In contact-rich tasks, like dexterous manipulation, the hybrid nature of making and breaking contact creates challenges for model representation and control. For example, choosing and sequencing contact locations for in-hand manipulation, where there are thousands of potential hybrid modes, is not generally tractable. In this paper, we are inspired by the observation that far fewer modes are actually necessary to accomplish many tasks. Building on our prior work learning hybrid models, represented as linear complementarity systems, we find a reduced-order hybrid model requiring only a limited number of task-relevant modes. This simplified representation, in combination with model predictive control, enables real-time control yet is sufficient for achieving high performance. We demonstrate the proposed method first on synthetic hybrid systems, reducing the mode count by multiple orders of magnitude while achieving task performance loss of less than 5%. We also apply the proposed method to a three-fingered robotic hand manipulating a previously unknown object. With no prior knowledge, we achieve state-of-the-art closed-loop performance within a few minutes of online learning, by collecting only a few thousand environment samples.

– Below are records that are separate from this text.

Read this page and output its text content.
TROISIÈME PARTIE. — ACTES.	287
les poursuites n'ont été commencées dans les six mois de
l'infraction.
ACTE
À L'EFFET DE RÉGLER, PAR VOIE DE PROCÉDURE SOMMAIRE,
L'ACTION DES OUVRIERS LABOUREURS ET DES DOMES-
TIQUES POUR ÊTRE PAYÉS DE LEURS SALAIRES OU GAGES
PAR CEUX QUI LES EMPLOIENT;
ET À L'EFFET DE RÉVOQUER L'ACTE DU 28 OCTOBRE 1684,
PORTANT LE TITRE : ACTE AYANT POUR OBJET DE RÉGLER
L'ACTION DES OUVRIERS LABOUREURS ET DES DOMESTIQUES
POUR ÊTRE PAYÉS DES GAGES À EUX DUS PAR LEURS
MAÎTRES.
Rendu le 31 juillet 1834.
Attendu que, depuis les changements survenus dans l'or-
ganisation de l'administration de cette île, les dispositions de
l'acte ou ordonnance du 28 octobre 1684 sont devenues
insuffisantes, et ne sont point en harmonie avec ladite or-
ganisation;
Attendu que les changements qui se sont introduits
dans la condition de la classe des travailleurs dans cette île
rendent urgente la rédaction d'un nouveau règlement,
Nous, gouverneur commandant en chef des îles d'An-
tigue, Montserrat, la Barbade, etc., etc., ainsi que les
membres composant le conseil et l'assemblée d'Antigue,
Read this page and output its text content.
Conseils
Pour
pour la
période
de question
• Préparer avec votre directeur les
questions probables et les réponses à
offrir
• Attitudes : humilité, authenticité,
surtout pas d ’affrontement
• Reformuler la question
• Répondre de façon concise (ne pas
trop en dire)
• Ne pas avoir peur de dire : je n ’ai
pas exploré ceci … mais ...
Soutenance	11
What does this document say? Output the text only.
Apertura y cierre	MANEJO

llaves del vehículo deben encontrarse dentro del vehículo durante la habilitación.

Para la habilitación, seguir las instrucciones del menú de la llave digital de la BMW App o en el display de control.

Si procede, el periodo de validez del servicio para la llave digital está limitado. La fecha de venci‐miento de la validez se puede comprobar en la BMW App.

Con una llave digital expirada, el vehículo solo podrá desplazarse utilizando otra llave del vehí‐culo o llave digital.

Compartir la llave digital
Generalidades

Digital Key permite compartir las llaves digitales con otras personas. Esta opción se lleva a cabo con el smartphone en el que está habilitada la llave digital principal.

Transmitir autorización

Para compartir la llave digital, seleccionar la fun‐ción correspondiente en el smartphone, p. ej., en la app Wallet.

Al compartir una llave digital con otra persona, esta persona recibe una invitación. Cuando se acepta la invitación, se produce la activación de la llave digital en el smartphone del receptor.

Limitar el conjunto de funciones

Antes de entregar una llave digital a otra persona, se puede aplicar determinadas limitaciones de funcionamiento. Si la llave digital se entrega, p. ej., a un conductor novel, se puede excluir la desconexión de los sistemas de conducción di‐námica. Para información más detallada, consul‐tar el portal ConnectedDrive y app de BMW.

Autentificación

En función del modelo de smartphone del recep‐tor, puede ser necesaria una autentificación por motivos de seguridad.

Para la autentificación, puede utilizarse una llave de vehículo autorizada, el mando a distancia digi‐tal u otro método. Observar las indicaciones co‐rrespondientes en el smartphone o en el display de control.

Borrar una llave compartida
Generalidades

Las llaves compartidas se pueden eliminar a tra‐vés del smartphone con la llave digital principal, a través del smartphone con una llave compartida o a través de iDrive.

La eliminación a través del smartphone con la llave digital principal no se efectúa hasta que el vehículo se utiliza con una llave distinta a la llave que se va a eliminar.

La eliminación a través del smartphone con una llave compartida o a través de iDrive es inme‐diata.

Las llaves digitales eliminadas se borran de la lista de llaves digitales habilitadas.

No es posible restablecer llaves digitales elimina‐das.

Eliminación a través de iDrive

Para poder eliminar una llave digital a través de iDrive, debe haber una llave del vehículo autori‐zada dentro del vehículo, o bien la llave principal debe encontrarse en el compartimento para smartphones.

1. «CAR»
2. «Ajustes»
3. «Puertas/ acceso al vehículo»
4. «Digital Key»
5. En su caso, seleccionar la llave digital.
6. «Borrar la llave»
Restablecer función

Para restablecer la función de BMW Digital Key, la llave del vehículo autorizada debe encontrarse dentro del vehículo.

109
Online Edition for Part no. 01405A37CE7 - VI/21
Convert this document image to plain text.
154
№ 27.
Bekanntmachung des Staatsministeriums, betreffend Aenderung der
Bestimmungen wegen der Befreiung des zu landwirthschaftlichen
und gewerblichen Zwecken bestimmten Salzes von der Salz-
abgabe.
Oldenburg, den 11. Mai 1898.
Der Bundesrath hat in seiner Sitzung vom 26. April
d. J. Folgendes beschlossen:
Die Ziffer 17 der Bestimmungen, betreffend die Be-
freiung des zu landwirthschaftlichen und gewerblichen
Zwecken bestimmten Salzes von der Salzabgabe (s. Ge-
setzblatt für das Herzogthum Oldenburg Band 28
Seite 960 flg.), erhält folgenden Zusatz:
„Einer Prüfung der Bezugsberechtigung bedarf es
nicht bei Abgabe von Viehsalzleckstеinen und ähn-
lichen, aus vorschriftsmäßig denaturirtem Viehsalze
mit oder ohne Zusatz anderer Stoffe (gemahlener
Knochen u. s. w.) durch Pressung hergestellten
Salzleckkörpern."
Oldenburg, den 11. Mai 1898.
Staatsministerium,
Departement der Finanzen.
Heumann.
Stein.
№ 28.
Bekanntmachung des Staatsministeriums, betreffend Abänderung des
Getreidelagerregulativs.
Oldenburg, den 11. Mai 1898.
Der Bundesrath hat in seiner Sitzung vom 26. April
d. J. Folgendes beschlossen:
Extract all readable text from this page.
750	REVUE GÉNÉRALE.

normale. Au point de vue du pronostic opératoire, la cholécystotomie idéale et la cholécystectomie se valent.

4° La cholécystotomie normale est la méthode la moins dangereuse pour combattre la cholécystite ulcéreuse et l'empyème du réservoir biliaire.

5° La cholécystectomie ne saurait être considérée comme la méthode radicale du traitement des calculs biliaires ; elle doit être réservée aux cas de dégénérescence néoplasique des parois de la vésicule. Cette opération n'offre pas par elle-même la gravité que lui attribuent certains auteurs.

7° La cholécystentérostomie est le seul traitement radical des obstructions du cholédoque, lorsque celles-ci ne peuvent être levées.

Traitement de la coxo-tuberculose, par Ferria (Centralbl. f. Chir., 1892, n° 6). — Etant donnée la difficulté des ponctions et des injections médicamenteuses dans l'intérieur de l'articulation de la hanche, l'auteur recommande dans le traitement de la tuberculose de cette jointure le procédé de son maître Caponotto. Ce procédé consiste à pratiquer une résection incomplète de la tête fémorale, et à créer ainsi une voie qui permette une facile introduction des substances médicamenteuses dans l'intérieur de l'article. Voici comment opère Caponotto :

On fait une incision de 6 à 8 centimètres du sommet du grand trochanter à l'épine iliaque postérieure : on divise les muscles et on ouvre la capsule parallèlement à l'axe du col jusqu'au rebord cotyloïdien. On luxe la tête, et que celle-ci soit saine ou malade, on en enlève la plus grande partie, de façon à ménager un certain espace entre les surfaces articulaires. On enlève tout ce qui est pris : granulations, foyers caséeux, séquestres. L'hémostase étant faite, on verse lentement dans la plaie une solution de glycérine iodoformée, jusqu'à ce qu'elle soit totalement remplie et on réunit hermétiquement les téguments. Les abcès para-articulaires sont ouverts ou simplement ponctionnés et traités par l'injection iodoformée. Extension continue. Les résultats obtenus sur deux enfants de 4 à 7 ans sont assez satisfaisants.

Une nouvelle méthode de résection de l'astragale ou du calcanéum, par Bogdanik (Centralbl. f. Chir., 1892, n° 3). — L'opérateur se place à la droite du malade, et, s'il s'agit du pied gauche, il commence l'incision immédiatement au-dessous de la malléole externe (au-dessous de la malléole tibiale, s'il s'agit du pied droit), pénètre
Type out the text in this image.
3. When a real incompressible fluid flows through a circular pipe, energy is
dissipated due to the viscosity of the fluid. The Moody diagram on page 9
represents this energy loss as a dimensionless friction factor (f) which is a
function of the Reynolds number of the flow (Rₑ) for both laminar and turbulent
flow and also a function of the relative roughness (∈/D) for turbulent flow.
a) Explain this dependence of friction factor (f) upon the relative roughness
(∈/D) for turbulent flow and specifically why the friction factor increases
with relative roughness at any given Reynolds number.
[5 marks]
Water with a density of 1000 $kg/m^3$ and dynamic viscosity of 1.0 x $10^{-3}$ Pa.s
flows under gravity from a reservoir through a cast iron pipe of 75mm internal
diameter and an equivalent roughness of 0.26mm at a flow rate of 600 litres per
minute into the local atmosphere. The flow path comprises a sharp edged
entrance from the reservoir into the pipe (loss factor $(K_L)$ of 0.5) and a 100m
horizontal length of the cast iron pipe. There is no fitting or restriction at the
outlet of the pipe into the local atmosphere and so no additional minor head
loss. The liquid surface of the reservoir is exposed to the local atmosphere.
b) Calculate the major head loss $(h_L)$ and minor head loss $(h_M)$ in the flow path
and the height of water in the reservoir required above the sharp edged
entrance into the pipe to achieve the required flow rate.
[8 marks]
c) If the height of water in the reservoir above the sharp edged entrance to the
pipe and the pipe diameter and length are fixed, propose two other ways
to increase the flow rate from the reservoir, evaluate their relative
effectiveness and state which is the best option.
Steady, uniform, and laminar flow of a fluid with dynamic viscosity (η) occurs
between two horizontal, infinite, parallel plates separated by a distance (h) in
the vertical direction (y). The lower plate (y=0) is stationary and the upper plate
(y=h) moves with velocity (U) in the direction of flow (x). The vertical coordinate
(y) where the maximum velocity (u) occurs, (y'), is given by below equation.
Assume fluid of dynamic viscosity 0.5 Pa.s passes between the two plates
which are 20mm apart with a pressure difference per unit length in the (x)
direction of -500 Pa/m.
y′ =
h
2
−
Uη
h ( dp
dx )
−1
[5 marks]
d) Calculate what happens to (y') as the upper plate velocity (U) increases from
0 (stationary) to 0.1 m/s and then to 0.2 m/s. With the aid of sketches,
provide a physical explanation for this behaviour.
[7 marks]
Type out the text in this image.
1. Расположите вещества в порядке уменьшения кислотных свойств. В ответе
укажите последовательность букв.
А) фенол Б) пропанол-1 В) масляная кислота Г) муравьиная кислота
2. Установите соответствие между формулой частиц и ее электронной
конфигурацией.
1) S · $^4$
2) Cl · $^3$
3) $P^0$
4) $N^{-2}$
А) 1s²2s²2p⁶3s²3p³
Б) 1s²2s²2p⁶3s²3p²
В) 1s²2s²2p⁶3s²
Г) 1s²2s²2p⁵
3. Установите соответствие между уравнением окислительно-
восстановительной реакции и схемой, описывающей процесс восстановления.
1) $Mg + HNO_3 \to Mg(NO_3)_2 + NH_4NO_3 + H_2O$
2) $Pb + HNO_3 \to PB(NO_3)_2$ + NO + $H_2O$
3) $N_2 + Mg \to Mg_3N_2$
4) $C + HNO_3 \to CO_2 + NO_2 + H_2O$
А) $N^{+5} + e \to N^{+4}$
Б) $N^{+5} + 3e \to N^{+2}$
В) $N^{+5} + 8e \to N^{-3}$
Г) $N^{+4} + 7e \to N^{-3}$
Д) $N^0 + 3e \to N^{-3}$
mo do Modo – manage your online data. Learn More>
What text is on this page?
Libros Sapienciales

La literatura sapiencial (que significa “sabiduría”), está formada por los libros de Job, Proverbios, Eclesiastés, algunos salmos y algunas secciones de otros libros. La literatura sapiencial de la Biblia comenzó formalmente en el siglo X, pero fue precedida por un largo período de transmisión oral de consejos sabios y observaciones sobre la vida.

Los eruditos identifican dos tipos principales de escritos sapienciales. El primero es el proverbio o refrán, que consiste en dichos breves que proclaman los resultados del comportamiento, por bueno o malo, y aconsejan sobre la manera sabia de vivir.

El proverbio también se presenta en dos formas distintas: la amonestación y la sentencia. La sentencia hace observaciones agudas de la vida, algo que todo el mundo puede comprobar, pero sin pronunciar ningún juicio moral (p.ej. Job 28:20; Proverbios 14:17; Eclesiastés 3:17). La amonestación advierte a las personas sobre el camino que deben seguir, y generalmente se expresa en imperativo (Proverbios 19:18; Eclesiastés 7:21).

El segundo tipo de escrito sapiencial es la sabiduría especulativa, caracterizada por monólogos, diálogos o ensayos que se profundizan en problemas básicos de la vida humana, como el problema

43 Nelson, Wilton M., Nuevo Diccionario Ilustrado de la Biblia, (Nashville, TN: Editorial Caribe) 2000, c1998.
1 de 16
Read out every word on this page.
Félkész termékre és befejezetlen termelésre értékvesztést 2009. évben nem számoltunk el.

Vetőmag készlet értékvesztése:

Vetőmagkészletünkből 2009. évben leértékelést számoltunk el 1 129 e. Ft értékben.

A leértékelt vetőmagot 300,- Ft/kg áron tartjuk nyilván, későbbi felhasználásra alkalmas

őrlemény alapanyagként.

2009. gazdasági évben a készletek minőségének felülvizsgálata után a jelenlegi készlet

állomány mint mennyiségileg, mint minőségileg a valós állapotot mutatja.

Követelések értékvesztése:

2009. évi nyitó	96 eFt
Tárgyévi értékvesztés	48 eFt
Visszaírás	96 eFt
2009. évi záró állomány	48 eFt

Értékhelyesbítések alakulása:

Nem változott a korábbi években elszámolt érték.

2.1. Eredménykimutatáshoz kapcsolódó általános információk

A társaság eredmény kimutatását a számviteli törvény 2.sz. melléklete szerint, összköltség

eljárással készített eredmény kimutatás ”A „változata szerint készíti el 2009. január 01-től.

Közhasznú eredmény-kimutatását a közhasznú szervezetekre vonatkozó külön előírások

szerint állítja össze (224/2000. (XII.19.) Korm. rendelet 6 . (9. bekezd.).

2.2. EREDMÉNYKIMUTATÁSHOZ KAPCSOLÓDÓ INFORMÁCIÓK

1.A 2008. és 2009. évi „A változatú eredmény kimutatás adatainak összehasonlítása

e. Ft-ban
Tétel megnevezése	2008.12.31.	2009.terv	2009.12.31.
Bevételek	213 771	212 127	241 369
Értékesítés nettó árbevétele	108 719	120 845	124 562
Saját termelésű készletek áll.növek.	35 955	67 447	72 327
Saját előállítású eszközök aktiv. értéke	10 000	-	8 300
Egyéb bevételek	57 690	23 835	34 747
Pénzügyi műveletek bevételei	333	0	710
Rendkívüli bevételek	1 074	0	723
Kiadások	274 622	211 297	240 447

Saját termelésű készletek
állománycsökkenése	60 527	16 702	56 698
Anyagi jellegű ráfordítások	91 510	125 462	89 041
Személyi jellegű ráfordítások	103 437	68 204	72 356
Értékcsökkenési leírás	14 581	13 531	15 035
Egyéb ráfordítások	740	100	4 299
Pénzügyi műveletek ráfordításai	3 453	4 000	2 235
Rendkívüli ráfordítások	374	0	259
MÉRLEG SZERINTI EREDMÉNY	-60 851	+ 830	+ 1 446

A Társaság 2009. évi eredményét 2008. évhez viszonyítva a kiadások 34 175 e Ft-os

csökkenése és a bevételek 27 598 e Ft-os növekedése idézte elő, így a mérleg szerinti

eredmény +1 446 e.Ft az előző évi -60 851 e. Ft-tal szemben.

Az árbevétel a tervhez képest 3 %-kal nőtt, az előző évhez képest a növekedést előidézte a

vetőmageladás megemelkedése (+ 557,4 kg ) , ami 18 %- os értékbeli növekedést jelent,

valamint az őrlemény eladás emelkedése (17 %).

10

翻译：在接触密集的任务（如灵巧操作）中，接触的建立与断开形成的混合特性给模型表示与控制带来了挑战。例如，针对手内操作中接触位置的选择与排序，由于存在数千种潜在的混合模态，通常难以实现全局可解。本文受实际任务所需模态远少于全部可能模态的观察启发，基于我们先前学习线性互补系统表示的混合模型的工作，发现仅需有限数量的任务相关模态即可构建降阶混合模型。这种简化表示与模型预测控制相结合，既能实现实时控制，又足以达到高性能。我们首先在合成混合系统上验证所提方法，模态数量降低多个数量级的同时任务性能损失低于5%。此外，我们将该方法应用于操作未知物体的三指机械手。在无先验知识条件下，通过在线学习仅采集数千次环境样本，即可在数分钟内实现具有闭环控制性能的先进水平。